Let’s take my first internship, for example. I was an advocacy intern with Word Made Flesh back in 2008. This organization is a non-profit in Omaha, Nebraska that advocates for human rights issues in underdeveloped countries. My responsibilities were to help promote events through social media, direct mail distribution, marketing research and occasionally curating slideshow presentations. I also got to do a few iMovie presentations and nerd out on Social Media promotion software. This was my introduction to non-profit marketing and social media projects. And although I was only there a few months, it was a confirmation for me that I enjoyed working for an organization with a worthy mission.

My second internship was a little bit more work and responsibility as the Grants & Family Foundations intern with The Salvation Army. For six months, I was able to do a little more writing for both Public Relations and fundraising efforts which made this internship even more exciting and worth it. Again, in a non-profit environment, I was able to learn more than what was expected on the job description. This included learning the ins & outs of creating grant proposals and event planning for a large non-profit organization. Not to mention, the most valuable experience was developing relationships with the staff and learning from their professional experiences. Working here showed me the importance of not as much what you know, but who you know. And in this field, you’ve got to be confident in your abilities, but more importantly, confident in your ability to build relationships with the right people.

Those were the only internships I had during undergrad. It was post-graduation that I had some of the most challenging internship experiences. Now challenging doesn’t mean it was a nightmare, it means that I had a lot to learn and that expectations were high. Following graduation, I landed at the Greater Omaha Chamber as a Community Development intern. I spent two years here, so there’s a lot I could write but I will save that for another post.
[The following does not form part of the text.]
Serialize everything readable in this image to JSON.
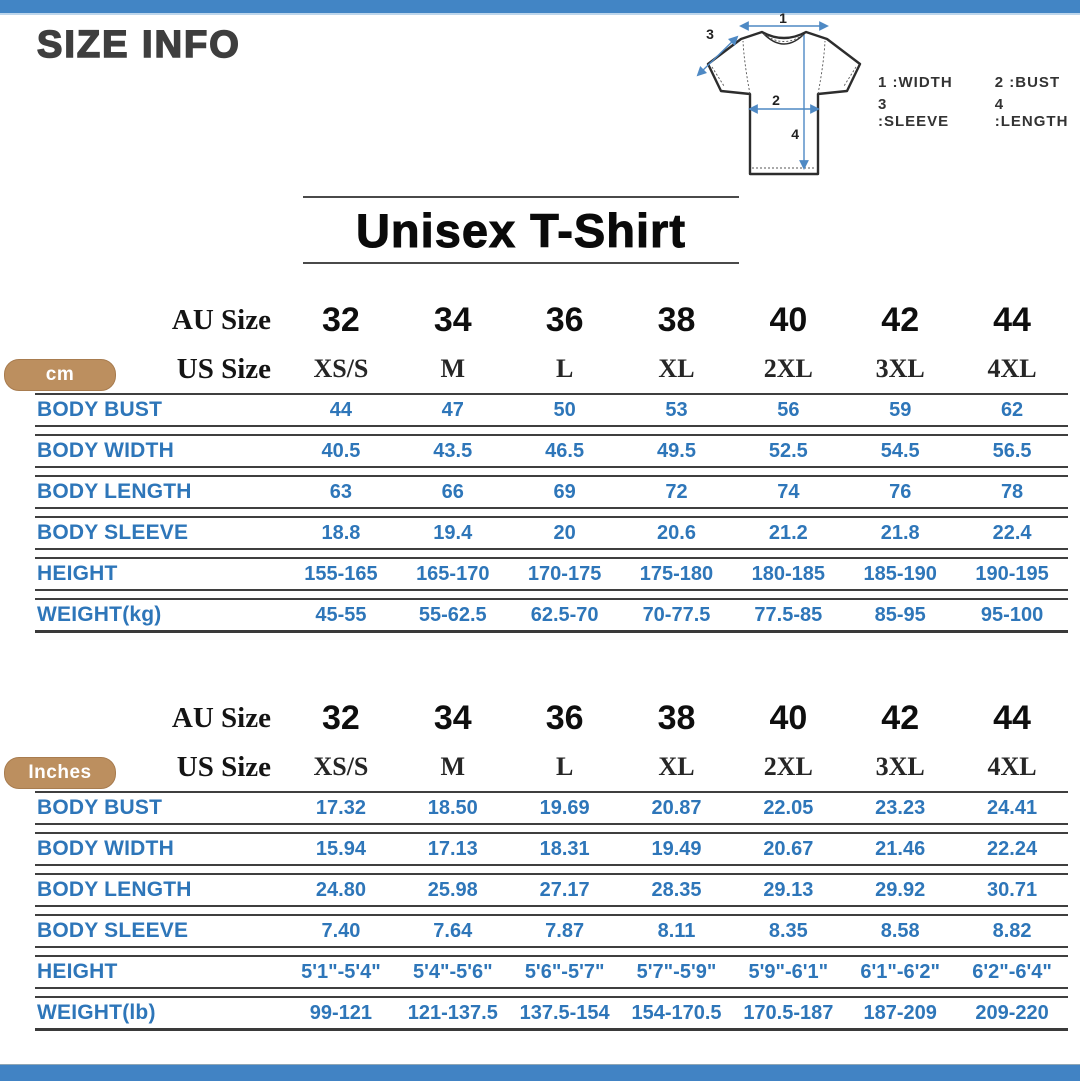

For now I will just summarize a few learning curves I had. Some of which include, staying dedicated to your projects from start to finish; asking questions; taking initiative; and no matter what, remaining confident in your abilities.

The best advice my boss ever gave me was to learn how to say no. She knew that I would be proposed with lots of invites and opportunities and this was very true at a place like the Chamber. An organization where lots of businesses and perks were involved, I found it hard to turn down professional development and networking events. I was so excited to say yes because I felt like this would help me get more involved in the community and make more connections. After all, getting a full-time job in communications is ALL about connections. And let me tell you that I met so many people! I made a lot of new friends and gained real world experience that I couldn’t experience anywhere else. While I spent two years there, I also had about 3 other internships. My first was with the Omaha Young Professionals, the second was with Quantum Workplace and the third with Bloom.com. But again, I will save those for another post!

The final note is that no matter how many internships you have had, you’ve got to do yourself a favor and give it your all! If you slack off or wait for projects to fall in your lap, you will not get the best experiences. Now keep in mind, if you are taking initiative and no one is giving you the leadership and professional experience you deserve, then it is time to leave. My other piece of advice is to not burn bridges and cherish the relationships you made. You never know when one of those connections can lead to another job or internship. It definitely worked for me!